项目摘要 人类遗传变异的自然实验可用于推断钥匙的结构功能关系 疾病基因。我们以前已经证明，人口规模的遗传变异数据可以是 利用Mendelian疾病的基因启动结构 - 功能关系 肥厚性心肌病。但是，由于个体原因变异的稀有性，人口遗传学是 最终限制了了解任何任何编码区域的功能重要性的目标 特定基因。迫切需要实验替代方案。在这里，我们建议介绍目标 人类诱导多能干细胞衍生的心肌细胞（IPSC-CM）的遗传变异（AIM 1）。 我们提出了两种互补的策略，以对最常见的基因进行深层突变扫描 肥厚的心肌病，MYH7，MYBPC3和TNNT2。第一个是CRISPR-X，是胞苷的融合 脱氨酶（AID）与核酸酶 - 活性CAS9（DCAS9），并在原位提供靶向突变覆盖率。

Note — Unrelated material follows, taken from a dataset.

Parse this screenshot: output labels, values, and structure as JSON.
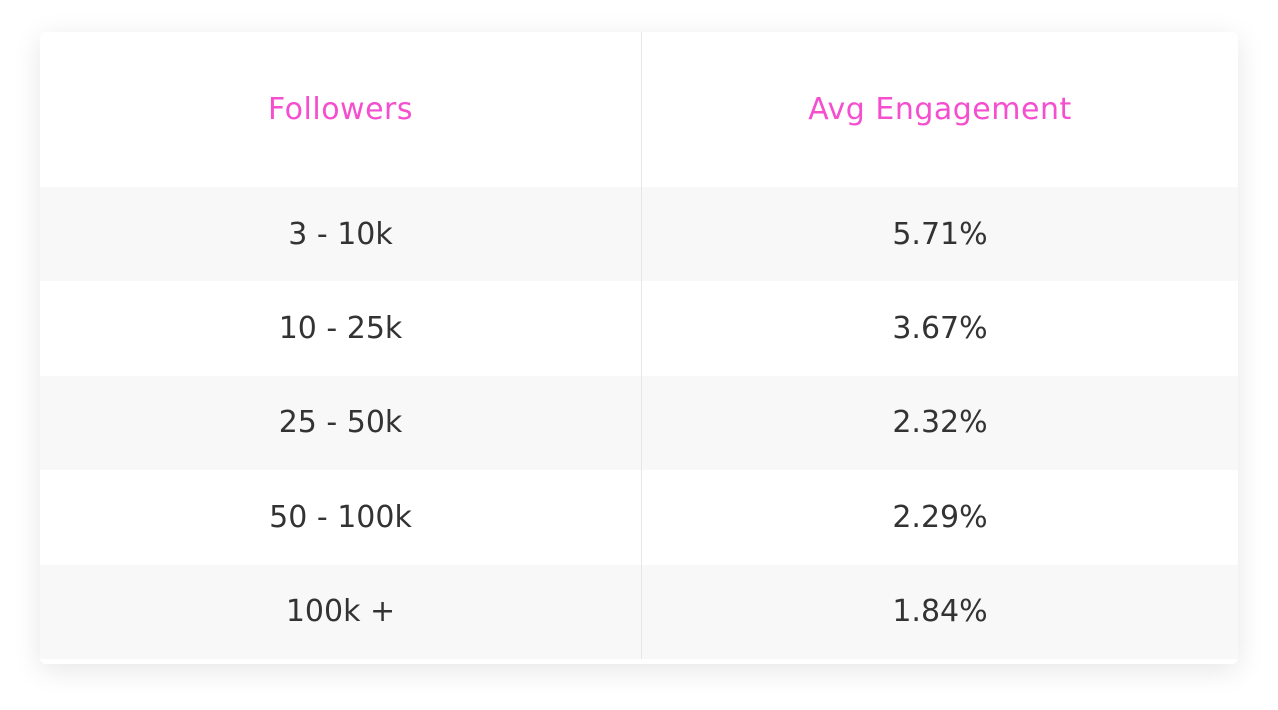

这 其次，爆米法使用尿液的基因模板和一组突变寡寡核武物来创建一个等位基因库，该库 然后使用双积聚盒交换（DICE）集成到基因组中。描述这些 细胞，我们进一步开发了一种基于自定义的基于微流体的快速光学方法 时间（目标2）。根据细胞大小和荧光标记的致病性预测 肥大表达程序将使用我们的空间扫描方法映射到3D蛋白结构 并针对金标准裁决的患者变体数据进行了测试。最后，我们将研究特定于变体的 使用单细胞RNA测序的疾病机制来评估每个变异对等位基因的影响 化学计量和转录编程，以及评估肌动蛋白的蛋白质生物化学 互动和发电（AIM 3）。总而言之，我们计划对所有潜力的全面评估 最常见的Mendelian心血管的最常见病变基因的编码变化 疾病。使用创新的表型工具和新型统计方法来整合人口 和细胞数据，我们旨在了解这些基因在健康和疾病中的结构和功能， 为临床环境中遗传变异的分类提供了实验基础。